Entering the tiny space, which combined the best and worst aspects of an office, a chemistry lab, and a jeweler’s workshop, Rice dropped himself into the chair next to the workstation. Three screens were set up on the desk, creating a pseudo-three-dimensional image of the space the freighter was suspended in.

That space was unusually empty. They’d made six basically random jumps after leaving Corinthian minutes ahead of a pair of Navy destroyers, and now sat in the dead black space between stars, light years away from even the normal jump zones.

“Carmichael gave us a contact who can probably get us work, regardless of our questionable legal status,” Rice finally told Damien, the heavyset Captain looking over the screens at the Mage. “There’s two problems – first, we’re talking a long way away, and second, he’s in Legatus.”
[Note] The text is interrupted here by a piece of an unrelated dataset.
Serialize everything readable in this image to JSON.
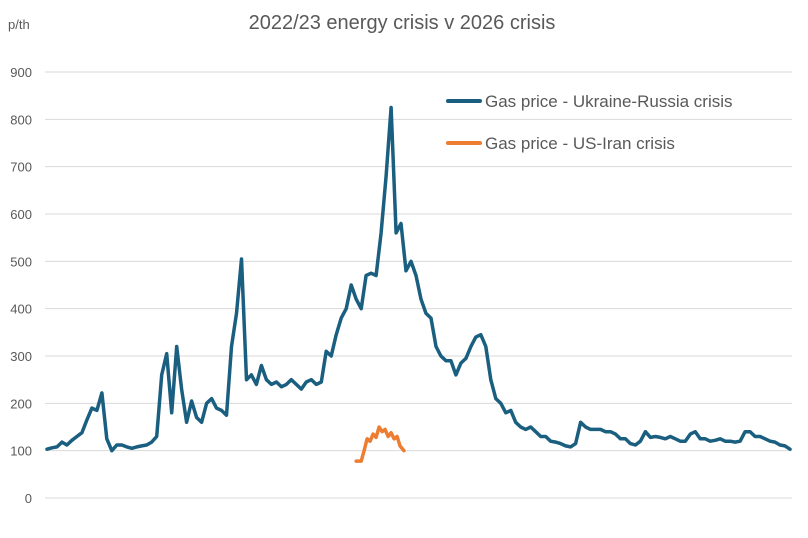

Damien watched carefully as Rice manipulated the controls on the workstation, zooming in on the star in question. The Captain was faster with the software than
he
was, though even now most of his experience with it had been in school. He leaned in over Rice’s shoulder, and read the course projection the computer was providing.

A computer’s projection of the course a Mage could take was always slightly off, but it would give him a starting point to work from.